RB-1 ALTER ROLE cutter_exec/cutter_verify NOLOGIN (instant e-stop, reversible).
RB-2 pg_terminate_backend for cutter_exec/cutter_verify sessions (not self).
RB-3 REVOKE the EXACT grant set (inverse of artefact §3; no blanket REVOKE ALL).
RB-4 GATE per role: memberless AND owns nothing (pg_shdepend deptype='o' = 0)
AND no residual privilege (aclexplode = 0) — else STOP, do NOT drop,
escalate (roles left intact).
RB-5 DROP ROLE cutter_exec; DROP ROLE cutter_verify; — plain, NEVER CASCADE,
never DROP OWNED / REASSIGN OWNED.
RB-6 remove any created secret: zeroise the .env keys (only if C-05 created
them in a future exec cycle); shred temp substituted-SQL file.

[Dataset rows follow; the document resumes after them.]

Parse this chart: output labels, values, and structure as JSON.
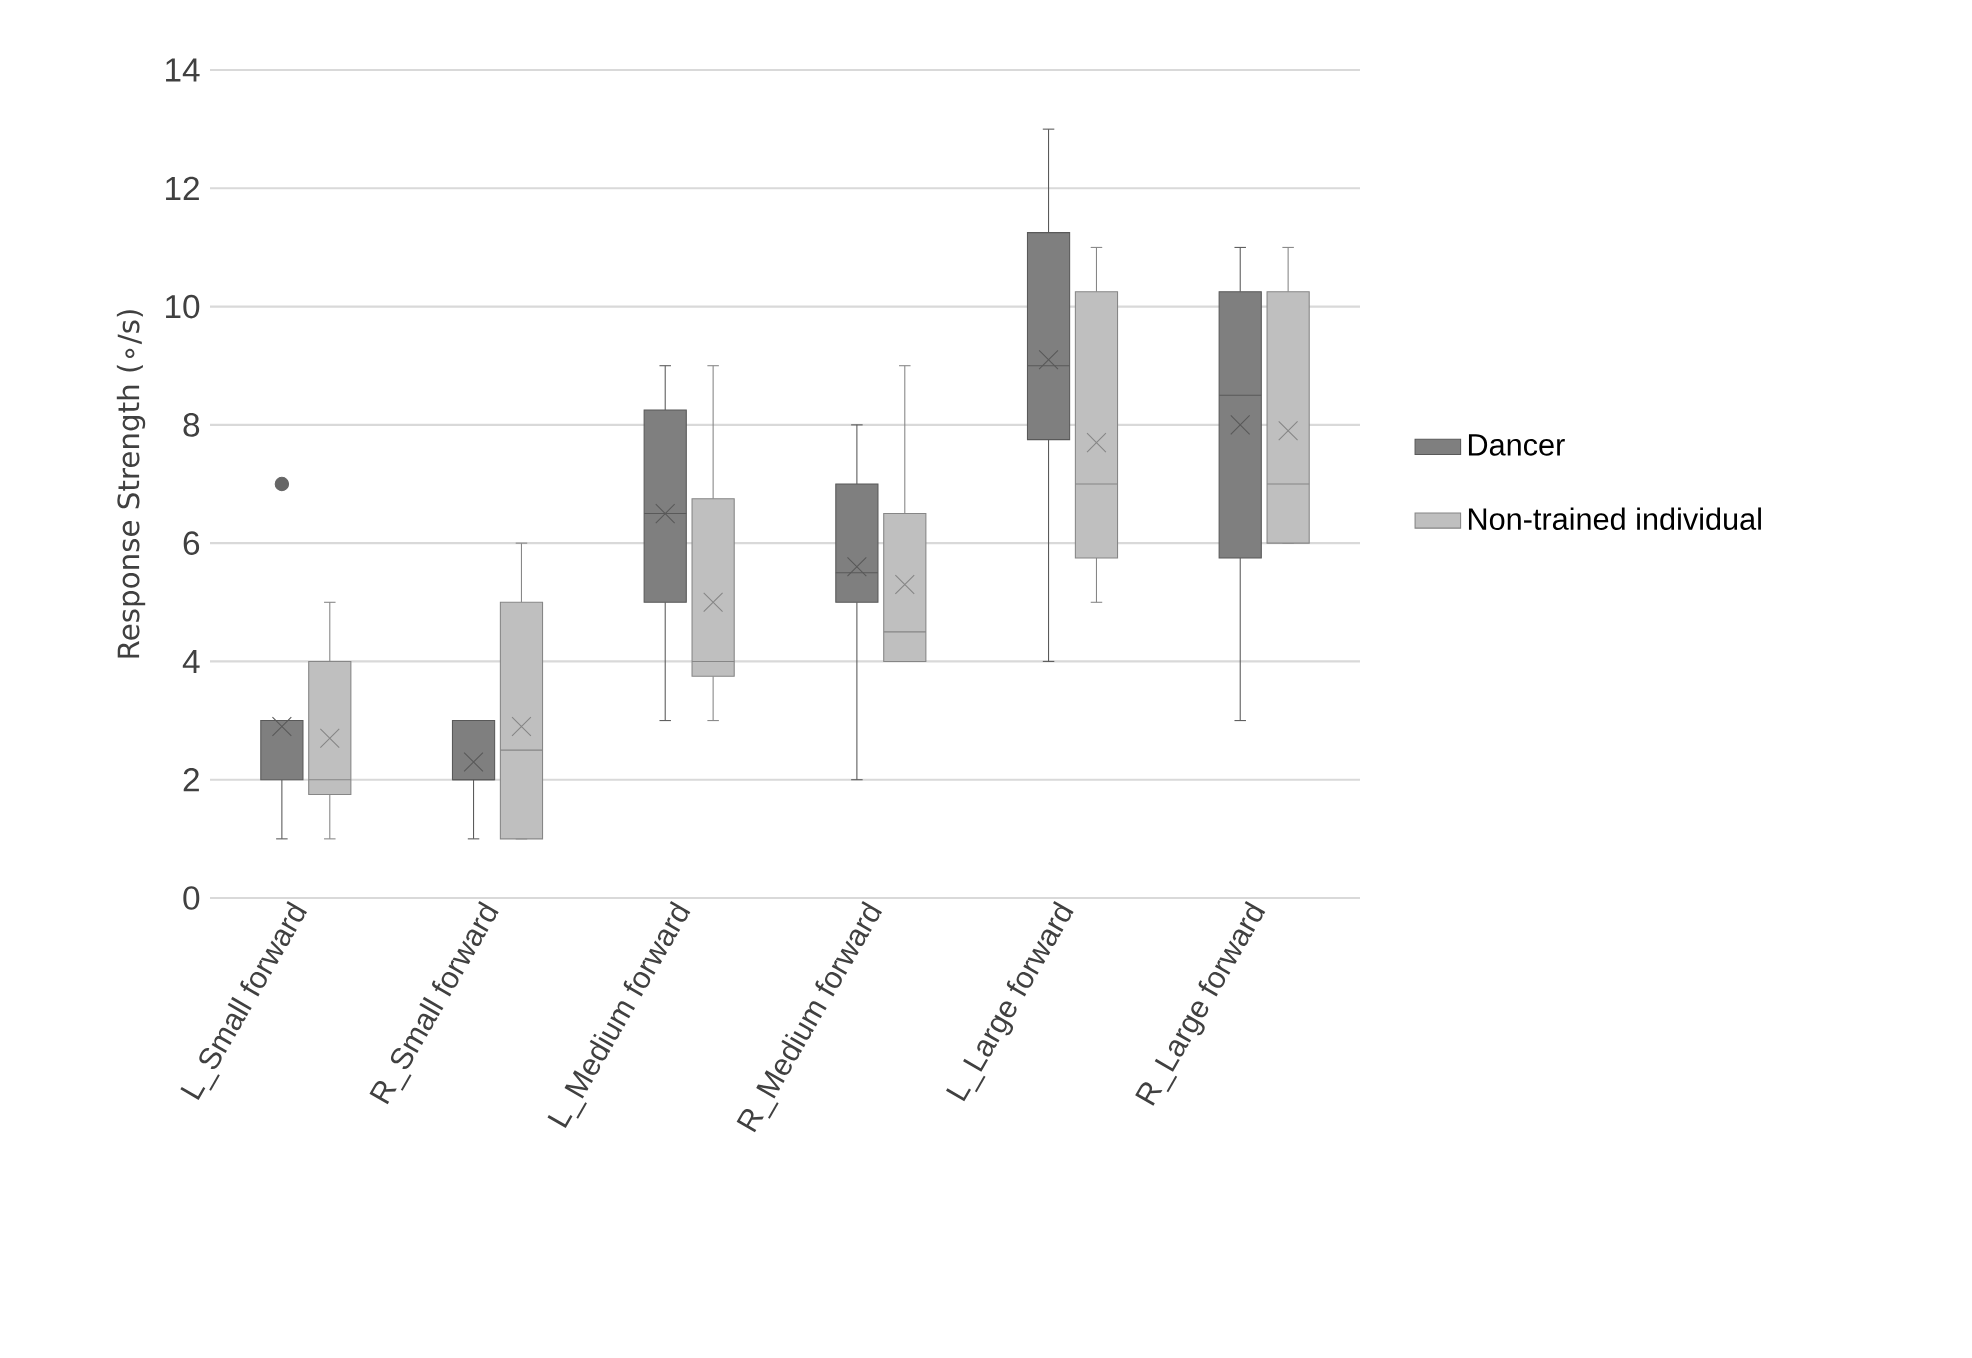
{
  "chart_data": {
    "type": "box",
    "ylabel": "Response Strength (∘/s)",
    "categories": [
      "L_Small forward",
      "R_Small forward",
      "L_Medium forward",
      "R_Medium forward",
      "L_Large forward",
      "R_Large forward"
    ],
    "series": [
      {
        "name": "Dancer",
        "color": "#7f7f7f",
        "boxes": [
          {
            "low": 1,
            "q1": 2,
            "median": 3,
            "q3": 3,
            "high": 3,
            "mean": 2.9,
            "outliers": [
              7
            ]
          },
          {
            "low": 1,
            "q1": 2,
            "median": 2,
            "q3": 3,
            "high": 3,
            "mean": 2.3
          },
          {
            "low": 3,
            "q1": 5,
            "median": 6.5,
            "q3": 8.25,
            "high": 9,
            "mean": 6.5
          },
          {
            "low": 2,
            "q1": 5,
            "median": 5.5,
            "q3": 7,
            "high": 8,
            "mean": 5.6
          },
          {
            "low": 4,
            "q1": 7.75,
            "median": 9,
            "q3": 11.25,
            "high": 13,
            "mean": 9.1
          },
          {
            "low": 3,
            "q1": 5.75,
            "median": 8.5,
            "q3": 10.25,
            "high": 11,
            "mean": 8
          }
        ]
      },
      {
        "name": "Non-trained individual",
        "color": "#bfbfbf",
        "boxes": [
          {
            "low": 1,
            "q1": 1.75,
            "median": 2,
            "q3": 4,
            "high": 5,
            "mean": 2.7
          },
          {
            "low": 1,
            "q1": 1,
            "median": 2.5,
            "q3": 5,
            "high": 6,
            "mean": 2.9
          },
          {
            "low": 3,
            "q1": 3.75,
            "median": 4,
            "q3": 6.75,
            "high": 9,
            "mean": 5
          },
          {
            "low": 4,
            "q1": 4,
            "median": 4.5,
            "q3": 6.5,
            "high": 9,
            "mean": 5.3
          },
          {
            "low": 5,
            "q1": 5.75,
            "median": 7,
            "q3": 10.25,
            "high": 11,
            "mean": 7.7
          },
          {
            "low": 6,
            "q1": 6,
            "median": 7,
            "q3": 10.25,
            "high": 11,
            "mean": 7.9
          }
        ]
      }
    ],
    "ylim": [
      0,
      14
    ],
    "yticks": [
      0,
      2,
      4,
      6,
      8,
      10,
      12,
      14
    ],
    "grid": "y",
    "legend": "right"
  }
}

RB-7 verify baseline restored: roles gone, 0 aclexplode residue, cutter_ro
byte-identical, 12 tables/12 views/0 rows, Directus 164/1173/9/8/9,
RLS 0, prod sysid unchanged. No CASCADE side effect.

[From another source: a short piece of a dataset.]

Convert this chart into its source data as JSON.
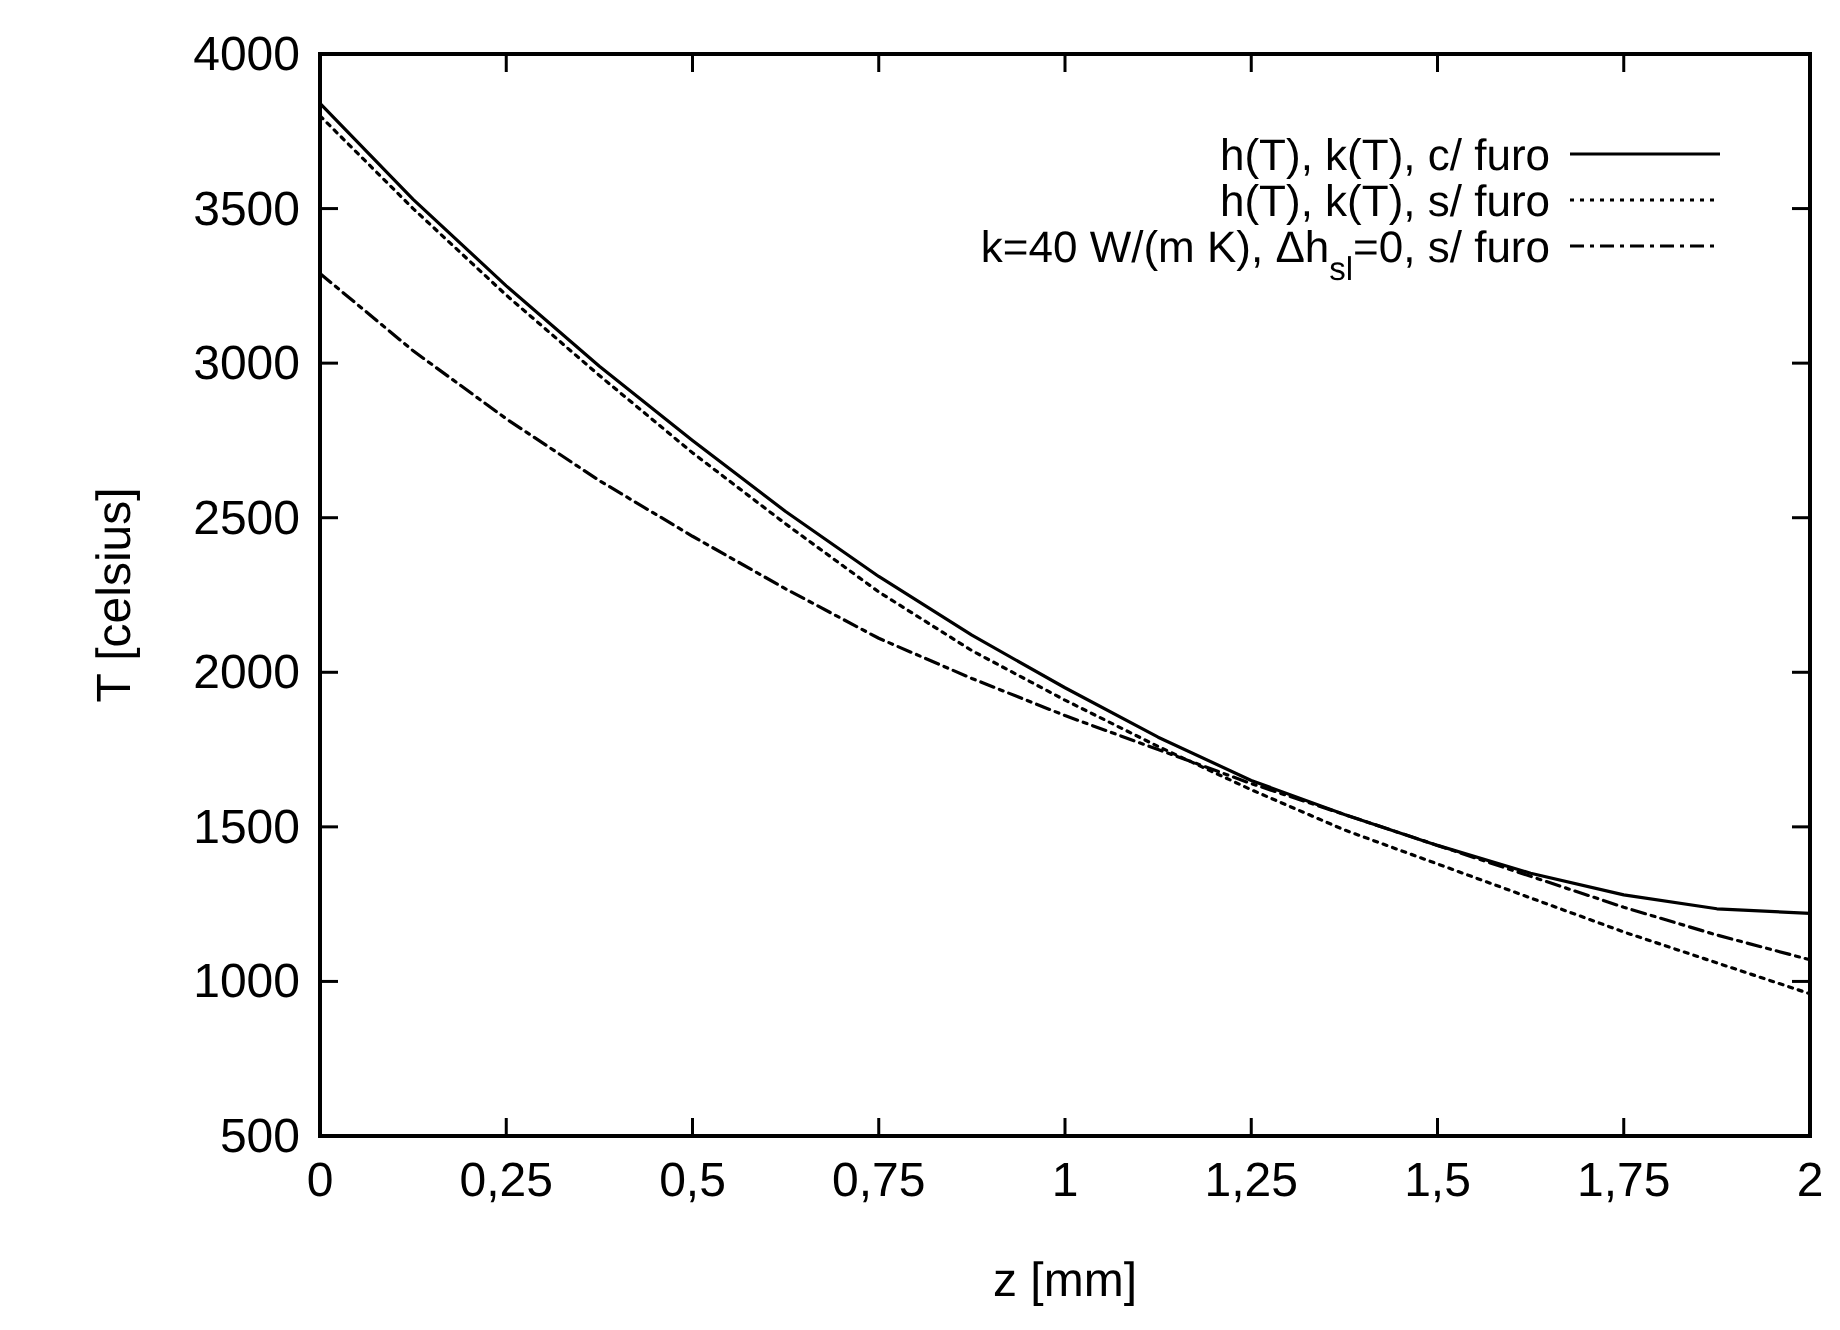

§8 — Open Blockers (none satisfied or introduced by this command-review)
B-1 GPT PASS of THIS production credential command-review package. OPEN
B-2 separate sovereign PRODUCTION-EXECUTION prompt (post B-1). OPEN
B-3 separate real-DB-adapter design cycle (still blocked until cred path). OPEN
B-4 secret substrate operationalised — NO secret exists yet. OPEN
production_credential_execution: STILL BLOCKED
§9 — Output Summary
command_count: 12 (C-01..C-12)
credential_sql_artefact_sha256: 00296107e04fc8cfea536937838f720811ecb2c491eee7a81be614cb0a04d502
rollback_artefact_sha256: fcba5629bb4983ad3b4cf6cf3bfc6b0b4c70d08e0c24a083436078c3981a2b14
safety_gates_count: 15 (G-01..G-15)
secret_substrate_recommendation: VPS /opt/incomex/docker/.env (CD-4 closed),
chmod 600 root:root, backup-excluded, proposed var names DOT_CUTTER_EXEC_*/
DOT_CUTTER_VERIFY_* (proposed only; written nowhere this cycle)

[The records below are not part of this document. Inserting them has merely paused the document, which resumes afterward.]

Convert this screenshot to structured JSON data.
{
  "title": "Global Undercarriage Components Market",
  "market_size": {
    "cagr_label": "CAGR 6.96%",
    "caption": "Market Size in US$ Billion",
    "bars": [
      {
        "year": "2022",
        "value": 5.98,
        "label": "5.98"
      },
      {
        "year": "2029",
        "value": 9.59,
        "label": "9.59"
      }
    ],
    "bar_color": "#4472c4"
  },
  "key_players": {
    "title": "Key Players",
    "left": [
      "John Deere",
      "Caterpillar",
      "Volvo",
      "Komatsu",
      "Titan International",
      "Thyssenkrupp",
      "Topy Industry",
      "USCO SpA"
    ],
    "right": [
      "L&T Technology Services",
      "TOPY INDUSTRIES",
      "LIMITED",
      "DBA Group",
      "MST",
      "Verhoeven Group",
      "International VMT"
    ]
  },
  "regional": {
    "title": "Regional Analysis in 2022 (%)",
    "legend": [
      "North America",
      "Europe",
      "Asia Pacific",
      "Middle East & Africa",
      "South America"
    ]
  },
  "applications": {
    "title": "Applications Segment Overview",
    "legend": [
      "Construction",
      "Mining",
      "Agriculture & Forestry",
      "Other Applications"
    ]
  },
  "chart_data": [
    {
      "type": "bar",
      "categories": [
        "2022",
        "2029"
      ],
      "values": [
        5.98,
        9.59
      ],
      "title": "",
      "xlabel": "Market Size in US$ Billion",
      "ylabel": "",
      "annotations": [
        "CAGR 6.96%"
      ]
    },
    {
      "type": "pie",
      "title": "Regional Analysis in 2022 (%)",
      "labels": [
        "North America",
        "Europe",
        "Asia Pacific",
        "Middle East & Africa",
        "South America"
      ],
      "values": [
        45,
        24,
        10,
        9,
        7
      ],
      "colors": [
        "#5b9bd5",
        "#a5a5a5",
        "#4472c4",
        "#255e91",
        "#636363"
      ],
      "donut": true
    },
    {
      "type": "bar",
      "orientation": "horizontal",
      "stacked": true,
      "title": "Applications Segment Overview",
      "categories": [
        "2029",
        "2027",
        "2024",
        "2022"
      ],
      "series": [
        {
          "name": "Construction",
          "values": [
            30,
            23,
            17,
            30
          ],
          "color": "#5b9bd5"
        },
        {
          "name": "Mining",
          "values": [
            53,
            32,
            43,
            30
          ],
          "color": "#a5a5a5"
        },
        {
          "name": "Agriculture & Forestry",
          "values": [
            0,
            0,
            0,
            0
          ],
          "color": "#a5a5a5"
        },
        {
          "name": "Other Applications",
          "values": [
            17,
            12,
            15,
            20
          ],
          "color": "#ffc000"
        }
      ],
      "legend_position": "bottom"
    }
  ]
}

production_execution_still_blocked: TRUE (NOTHING executed; no role/GRANT/
secret/.env/runtime/CUT/VERIFY/deploy)
accepted_sql_unchanged: TRUE accepted_rollback_unchanged: TRUE
ready_for_gpt_review: TRUE
agent_self_advance: PROHIBITED
End of production credential command-review package (command-review only; nothing executed; production still blocked; next = GPT review; self-advance PROHIBITED).